Não resisto à tentação de comentar 'Cinquenta Tons de Cinza', o romance da escritora londrina Erika Leonard James, responsável pela insônia de zilhões de leitores galáxia afora. O romance BDSM (sigla de Bondage, Dominação, Sadismo, Masoquismo) proporciona ao leitor uma espécie de transe à medida em que os protagonistas, Christian Grey e Anastasia Steele, vão se conhecendo. Evidentemente, este não é um espaço de crítica literária, muito menos de considerações sobre a natureza dos encontros, mas gostaria discorrer sobre um detalhe que me chamou a atenção na obra.

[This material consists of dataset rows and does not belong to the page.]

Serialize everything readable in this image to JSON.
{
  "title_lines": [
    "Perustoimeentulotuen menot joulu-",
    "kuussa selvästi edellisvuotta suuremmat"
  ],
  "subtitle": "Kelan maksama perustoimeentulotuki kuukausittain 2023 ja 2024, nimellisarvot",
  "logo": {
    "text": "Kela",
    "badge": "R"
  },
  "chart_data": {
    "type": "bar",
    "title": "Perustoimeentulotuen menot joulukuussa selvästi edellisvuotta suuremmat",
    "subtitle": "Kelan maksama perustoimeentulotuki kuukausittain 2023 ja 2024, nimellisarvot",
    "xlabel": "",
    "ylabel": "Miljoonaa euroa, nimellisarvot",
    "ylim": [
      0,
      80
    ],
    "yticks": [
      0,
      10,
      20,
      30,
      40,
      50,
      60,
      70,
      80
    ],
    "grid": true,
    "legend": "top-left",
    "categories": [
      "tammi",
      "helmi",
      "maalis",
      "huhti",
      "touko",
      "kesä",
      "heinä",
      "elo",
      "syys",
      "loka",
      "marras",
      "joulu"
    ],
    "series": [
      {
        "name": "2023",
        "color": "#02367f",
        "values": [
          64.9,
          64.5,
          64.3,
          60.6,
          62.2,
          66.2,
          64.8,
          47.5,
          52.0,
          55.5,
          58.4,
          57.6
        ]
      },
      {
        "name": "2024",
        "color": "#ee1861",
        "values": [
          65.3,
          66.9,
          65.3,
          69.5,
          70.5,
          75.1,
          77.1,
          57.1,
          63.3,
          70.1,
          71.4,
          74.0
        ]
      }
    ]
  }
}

Sem rodeios, então. O Dominador, Grey, não precisava ser tão, tão, tão... Bem, ele não tem 28 anos, é lindo, forte, cheiroso, inteligente, espirituoso. Basta? Imagine! É um bilionário à frente de uma mega-empresa que passeia por aí a bordo de carrões, pilota seu próprio helicóptero à noite, sabe fazer acrobacias de planador, investe em programas para erradicar a fome no mundo, toca Bach divinamente ao piano de cauda (de madrugada, com o torso nu), é solteiro (não, não é gay). Basta? Imagine! Mima sua namorada, a Submissa, com brinquedinhos, como supercarro zero, computador que nem chegou ao mercado, BlackBerry, viagens em primeira classe, livros antigos de 14 mil dólares...
Tá bom pra você? Tem mais! Agora vem a virtude que interessa aqui. Ele sabe escolher vinhos com elegância e critério (não fique desapontado comigo, pois se continuar falando dos brinquedinhos e das predileções de Grey vou estragar as surpresas do livro). Já esbarrei em citações a vinho em muitos romances. Na maioria das vezes, fiquei com a impressão de que houve esforço do autor para dar um colorido a mais ao personagem, o que sempre soa inconsistente, desnecessário, artificial.
Amalgamar esse tipo de conhecimento a um perfil fictício requer verdade por parte do autor, ou seja, ele precisa gostar de vinho também, ter uma relação cultural com a bebida, pois só assim não cairá na arapuca de ficar salpicando safras raras e rótulos imponentes em toda e qualquer refeição a dois. Um conhecedor de verdade não faz isso. É tolo demais.
No caso do Dominador, os vinhos não só não chamam mais a atenção (apesar do Bollinger Grande Année Rosé 1999 apreciado em xícaras) por uma única razão: Grey é idealizado quase à condição de príncipe encantado. E, se é pra fantasiar, vale tudo, né? Ninguém perguntou, mas vou dizer assim mesmo: uma pitadinha de Nelson Rodrigues seria muito bem-vinda para neutralizar a sensação de Sabrina sadô que o romance transmite sempre quando o casal central está vestido. Saúde!
BRINDANDO COM O DOMINADOR
Nas quase 500 páginas de Cinquenta Tons de Cinza (lidas em menos de 24 horas), o atormentado Christina Grey descontrai sua parceira com vários vinhos. Eis alguns, caso o leitor queira sugestões:
_ Pouilly Fumé: Sauvignon Blanc, produzido no Vale do Loire, França, região conhecida por fazer vinhos brancos e rosés excepcionais. Pouilly vêm da cidade Pouilly-sur-Loire e Fumé significa defumado ou defumação, referência ao aroma de defumado desse vinho.
_ Chablis: sub-região da Borgonha que produz um dos vinhos brancos mais conhecidos e imitados em todo o mundo. Feito com a uva chardonnay, é um clássico francês, extremamente elegante, seco e delicioso. Uma companhia perfeita para ostras frescas.
_ Sancerre: integra a região leste do Loire Central, na França, conhecida pelos seus delicados Sauvignon Blanc. São secos, minerais, com aromas de frutas secas e nozes. De acidez marcante, vão muito bem com frutos do mar, pratos leves e, especialmente, queijos de cabra.
_ Bollinger Grande Année Rosé 1999: pelas façanhas que comete em Cinquenta Tons de Cinza, Christian Grey tem um pouco de 007. Bollinger é o champanhe preferido do famoso espião do cinema. Aqui temos uma versão safrada, muito elogiada pela altíssima qualidade alcançada pela uva pinot noir.